The sake-based Japanese Iced-Tea ($21) is sweet and sour, prepared with Beefeater Gin, musk-melon liqueur, and fresh yuzu. It’s easy drinking, and a cocktail that’s not dissimilar to another drink from Kinou’s signature section, the Asian Granny Panties ($21) – gin infused with jasmine tea, elderflower liqueur, grenadine, and grapefruit juice. For something a little more hard-hitting, you won’t go wrong with an extra sweet Canadian Old Fashioned ($21) – of course there’s maple syrup in it.
Kinou is big on fusion, which stems from Ben’s travels to Asia, Latin America, and other parts of Europe. Try the Kinou Prawning Spot ($14), a Spanish-inspired tapas dish of fragrant freshwater prawns gently poached with garlic and quality olive oil. It’s a waste to leave the leftover sauce untouched, which is your cue to order a sourdough bread basket to assist with the ‘clean-up’.
A highlight is Bone to Be Wild ($16) – buttery roasted beef marrow served with a garlic dip, more sourdough toast, and pickled greens. Think of this as an interactive challenge: the dish comes with a Tennessee surprise, where a stream of Jack Daniel’s Gentleman Jack is poured down the bone into your mouth. Like fat washing, but not really.
This is a place where you don’t necessarily have to order dishes a la carte. If you are in a large enough group, go for the option of creating your own sharing platters, from a choice of 3, 5 or 7 ceviches and tartares at discounted rates. For ceviche, we had the visually appealing Kinou, Lost in Peru ($22), which features the fish of the day with a bright and tangy tomato and lime leche, as well as bits of corn and guacamole. Although light in flavour, the dish is fantastic for stimulating your appetite.

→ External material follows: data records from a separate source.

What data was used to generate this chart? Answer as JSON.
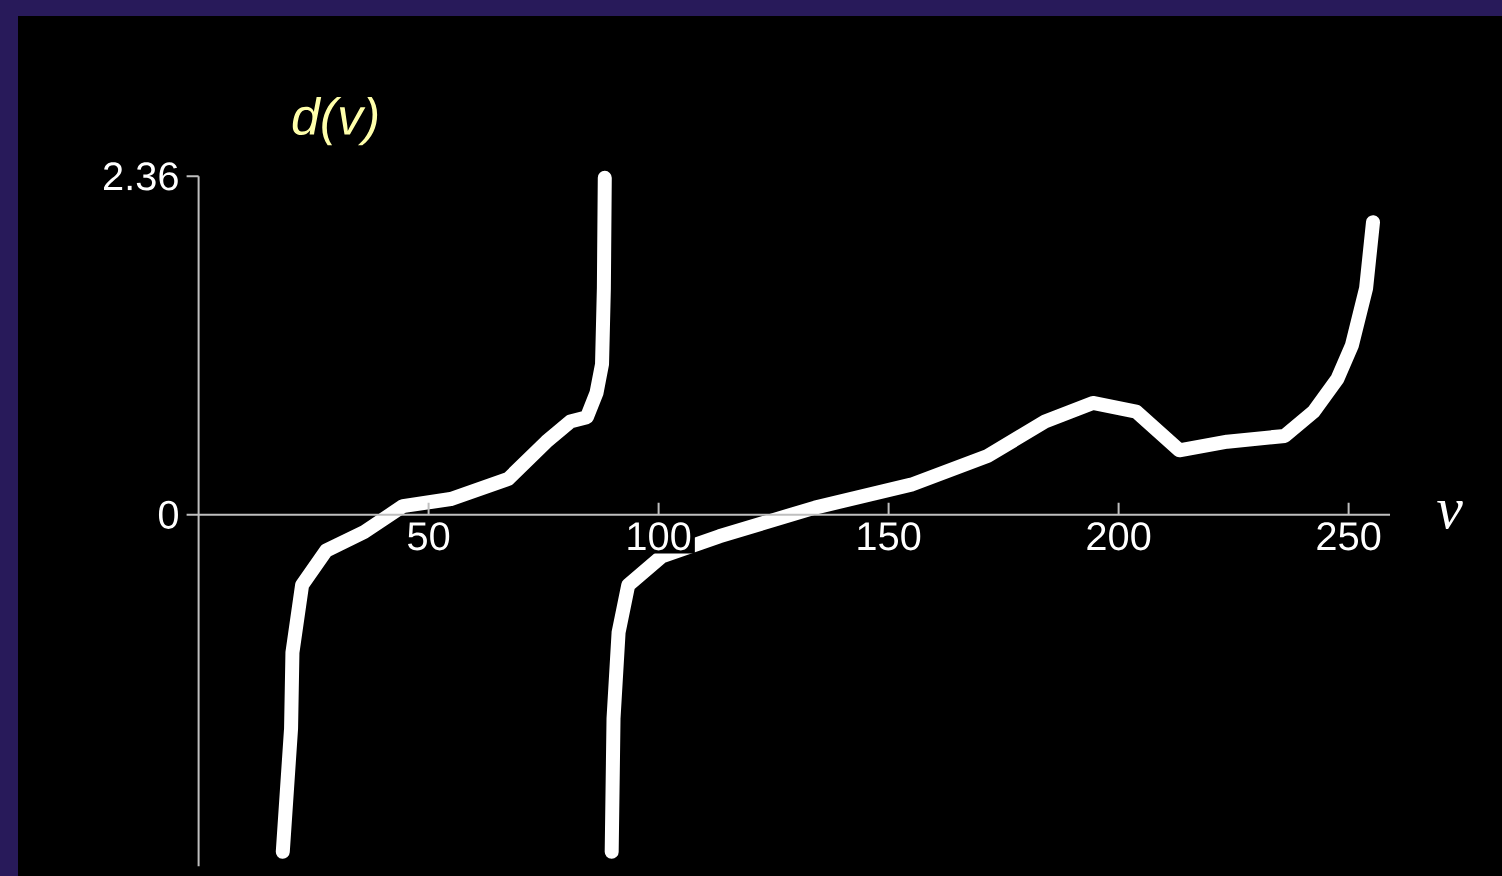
{
  "chart_data": {
    "type": "line",
    "xlabel": "v",
    "ylabel": "d(v)",
    "xlim": [
      0,
      259
    ],
    "ylim": [
      -2.45,
      2.36
    ],
    "xticks": [
      50,
      100,
      150,
      200,
      250
    ],
    "yticks": [
      0,
      2.36
    ],
    "marker": "none",
    "line_style": "solid",
    "series": [
      {
        "color": "#ffffff",
        "x": [
          18.3,
          20.1,
          20.4,
          22.5,
          27.7,
          36,
          44.4,
          54.8,
          67.3,
          75.6,
          80.8,
          84.4,
          86.5,
          87.7,
          88.1,
          88.3
        ],
        "values": [
          -2.35,
          -1.49,
          -0.96,
          -0.49,
          -0.25,
          -0.12,
          0.06,
          0.11,
          0.25,
          0.51,
          0.65,
          0.68,
          0.85,
          1.05,
          1.58,
          2.35
        ]
      },
      {
        "color": "#ffffff",
        "x": [
          89.8,
          90.2,
          91.3,
          93.4,
          100.7,
          113.2,
          134,
          154.9,
          171.5,
          184,
          194.4,
          203.8,
          213.2,
          223.6,
          236.1,
          242.4,
          247.6,
          250.7,
          253.8,
          255.3
        ],
        "values": [
          -2.35,
          -1.42,
          -0.82,
          -0.49,
          -0.29,
          -0.15,
          0.05,
          0.21,
          0.41,
          0.65,
          0.78,
          0.72,
          0.45,
          0.51,
          0.55,
          0.72,
          0.95,
          1.18,
          1.58,
          2.04
        ]
      }
    ]
  }
}
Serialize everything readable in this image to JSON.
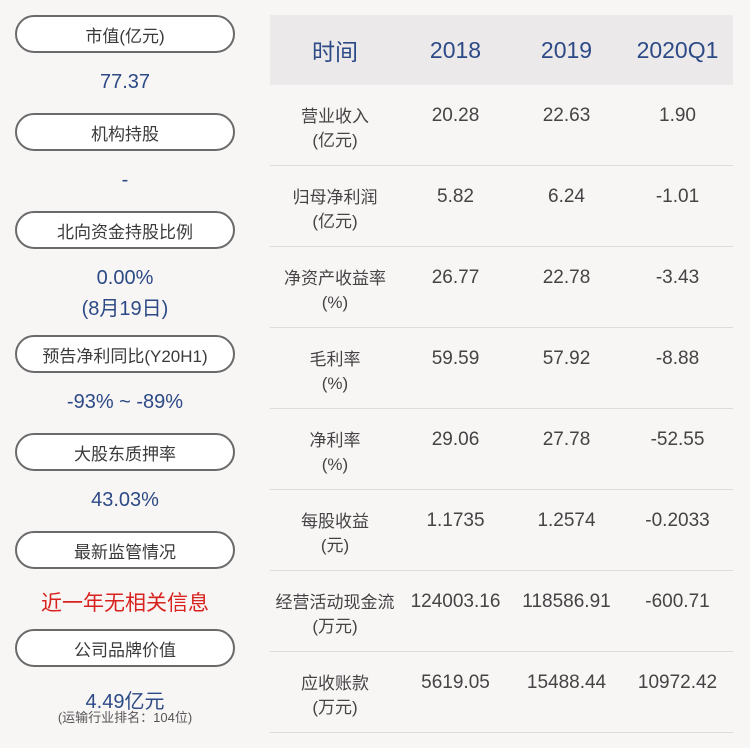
{
  "left_panel": [
    {
      "label": "市值(亿元)",
      "value": "77.37"
    },
    {
      "label": "机构持股",
      "value": "-"
    },
    {
      "label": "北向资金持股比例",
      "value": "0.00%",
      "value2": "(8月19日)"
    },
    {
      "label": "预告净利同比(Y20H1)",
      "value": "-93% ~ -89%"
    },
    {
      "label": "大股东质押率",
      "value": "43.03%"
    },
    {
      "label": "最新监管情况",
      "value": "近一年无相关信息"
    },
    {
      "label": "公司品牌价值",
      "value": "4.49亿元",
      "note": "(运输行业排名：104位)"
    }
  ],
  "table": {
    "headers": [
      "时间",
      "2018",
      "2019",
      "2020Q1"
    ],
    "rows": [
      {
        "name": "营业收入",
        "unit": "(亿元)",
        "values": [
          "20.28",
          "22.63",
          "1.90"
        ]
      },
      {
        "name": "归母净利润",
        "unit": "(亿元)",
        "values": [
          "5.82",
          "6.24",
          "-1.01"
        ]
      },
      {
        "name": "净资产收益率",
        "unit": "(%)",
        "values": [
          "26.77",
          "22.78",
          "-3.43"
        ]
      },
      {
        "name": "毛利率",
        "unit": "(%)",
        "values": [
          "59.59",
          "57.92",
          "-8.88"
        ]
      },
      {
        "name": "净利率",
        "unit": "(%)",
        "values": [
          "29.06",
          "27.78",
          "-52.55"
        ]
      },
      {
        "name": "每股收益",
        "unit": "(元)",
        "values": [
          "1.1735",
          "1.2574",
          "-0.2033"
        ]
      },
      {
        "name": "经营活动现金流",
        "unit": "(万元)",
        "values": [
          "124003.16",
          "118586.91",
          "-600.71"
        ]
      },
      {
        "name": "应收账款",
        "unit": "(万元)",
        "values": [
          "5619.05",
          "15488.44",
          "10972.42"
        ]
      }
    ]
  }
}
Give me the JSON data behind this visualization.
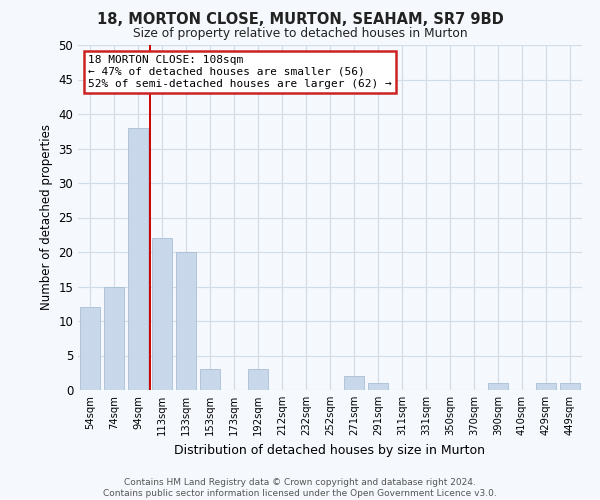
{
  "title": "18, MORTON CLOSE, MURTON, SEAHAM, SR7 9BD",
  "subtitle": "Size of property relative to detached houses in Murton",
  "xlabel": "Distribution of detached houses by size in Murton",
  "ylabel": "Number of detached properties",
  "bar_color": "#c8d8ea",
  "bar_edge_color": "#a8c0d4",
  "categories": [
    "54sqm",
    "74sqm",
    "94sqm",
    "113sqm",
    "133sqm",
    "153sqm",
    "173sqm",
    "192sqm",
    "212sqm",
    "232sqm",
    "252sqm",
    "271sqm",
    "291sqm",
    "311sqm",
    "331sqm",
    "350sqm",
    "370sqm",
    "390sqm",
    "410sqm",
    "429sqm",
    "449sqm"
  ],
  "values": [
    12,
    15,
    38,
    22,
    20,
    3,
    0,
    3,
    0,
    0,
    0,
    2,
    1,
    0,
    0,
    0,
    0,
    1,
    0,
    1,
    1
  ],
  "ylim": [
    0,
    50
  ],
  "yticks": [
    0,
    5,
    10,
    15,
    20,
    25,
    30,
    35,
    40,
    45,
    50
  ],
  "vline_x_idx": 2.5,
  "vline_color": "#cc0000",
  "annotation_title": "18 MORTON CLOSE: 108sqm",
  "annotation_line1": "← 47% of detached houses are smaller (56)",
  "annotation_line2": "52% of semi-detached houses are larger (62) →",
  "annotation_box_color": "#ffffff",
  "annotation_box_edge": "#cc2222",
  "footer_line1": "Contains HM Land Registry data © Crown copyright and database right 2024.",
  "footer_line2": "Contains public sector information licensed under the Open Government Licence v3.0.",
  "grid_color": "#d0dce8",
  "background_color": "#f5f8fc"
}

Then, some tartare. The Kinou Signature Beef Tartare ($20) brings a yummy twist to the table, swapping the usual raw egg yolk with Comté cheese for extra sharpness and nuttiness against the backdrop of raw tenderloin beef. As for Whack A Quack ($21), it’s a wild duck breast tartare that can be quite difficult to get down due to its strong gamey taste; which is why there is a bit of foie gras, blackberries, and warm ginger bread that come along.
The ultimate Kinou experience comes in the form of the Vegan Nightmare Platter ($99), which comes with 220g of wagyu ribeye, the restaurant’s signature burger with tender Wagyu beef patty, Moulard duck breast seasoned with Sichuan pepper, wagyu sausage, and spicy Merguez-style lamb sausage. In fact, why not add on another hunky wagyu tomahawk ($90/1kg) for good measure? This easily feeds four people, of course.
One thing’s for sure: any vegetarian or vegan visiting Kinou is not going to be too happy.
Kinou is located at 81 Tras St, Singapore 079020, p. +6224 0463. Open Tue-Sat 3pm – 12am. Closed Sun-Mon.